Where It Fails the Test of Production Readiness
But here’s the gap: cookies alone are fragile. Why?
What if the user opens a new incognito window? That’s a new session, new cookies — and now they get 10 more free calls.
What if the user simply clears cookies? Again, the limit resets.
Even though I had a rate limiter in place, it was tied to the user's IP address — which isn’t a reliable identifier in many environments. As a user might have VPN services, sometimes the Same IP is shared across multiple devices, blocking based on IPs only would block the legit users also.

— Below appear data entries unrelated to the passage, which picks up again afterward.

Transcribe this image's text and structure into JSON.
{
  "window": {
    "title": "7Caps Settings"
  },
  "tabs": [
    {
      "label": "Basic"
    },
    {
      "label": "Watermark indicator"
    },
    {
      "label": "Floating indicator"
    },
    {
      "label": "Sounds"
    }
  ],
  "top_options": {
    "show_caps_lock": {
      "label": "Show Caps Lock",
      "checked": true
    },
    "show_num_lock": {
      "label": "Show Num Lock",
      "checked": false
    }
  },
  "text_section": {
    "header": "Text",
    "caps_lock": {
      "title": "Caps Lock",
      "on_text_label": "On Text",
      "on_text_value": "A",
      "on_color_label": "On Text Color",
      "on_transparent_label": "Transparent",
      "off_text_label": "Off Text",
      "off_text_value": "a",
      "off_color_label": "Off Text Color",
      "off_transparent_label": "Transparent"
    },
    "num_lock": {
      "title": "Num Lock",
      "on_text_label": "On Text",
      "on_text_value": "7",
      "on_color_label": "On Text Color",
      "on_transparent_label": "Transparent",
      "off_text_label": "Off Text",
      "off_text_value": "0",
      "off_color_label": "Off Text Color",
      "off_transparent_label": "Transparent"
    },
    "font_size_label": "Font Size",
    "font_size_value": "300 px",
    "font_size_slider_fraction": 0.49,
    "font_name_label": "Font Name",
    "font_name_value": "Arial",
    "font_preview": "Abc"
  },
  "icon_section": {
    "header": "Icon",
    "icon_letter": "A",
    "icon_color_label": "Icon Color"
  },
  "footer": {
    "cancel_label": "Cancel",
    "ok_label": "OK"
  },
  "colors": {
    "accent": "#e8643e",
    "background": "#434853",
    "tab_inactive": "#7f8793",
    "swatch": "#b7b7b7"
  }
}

These are the kind of loopholes that only senior engineers with real production experience are likely to think about. And that's the missing layer in AI-generated solutions.
The Verdict: Where AI Stands Today
This brings us to a conclusion that’s hard to ignore:
Either AI is not replacing human engineers yet — or those saying so are grossly overestimating its current capabilities.
AI is impressive. It’s a powerful assistant. But for now, it’s not a replacement for seasoned human judgment, system design, or experience in handling real-world edge cases. Not yet.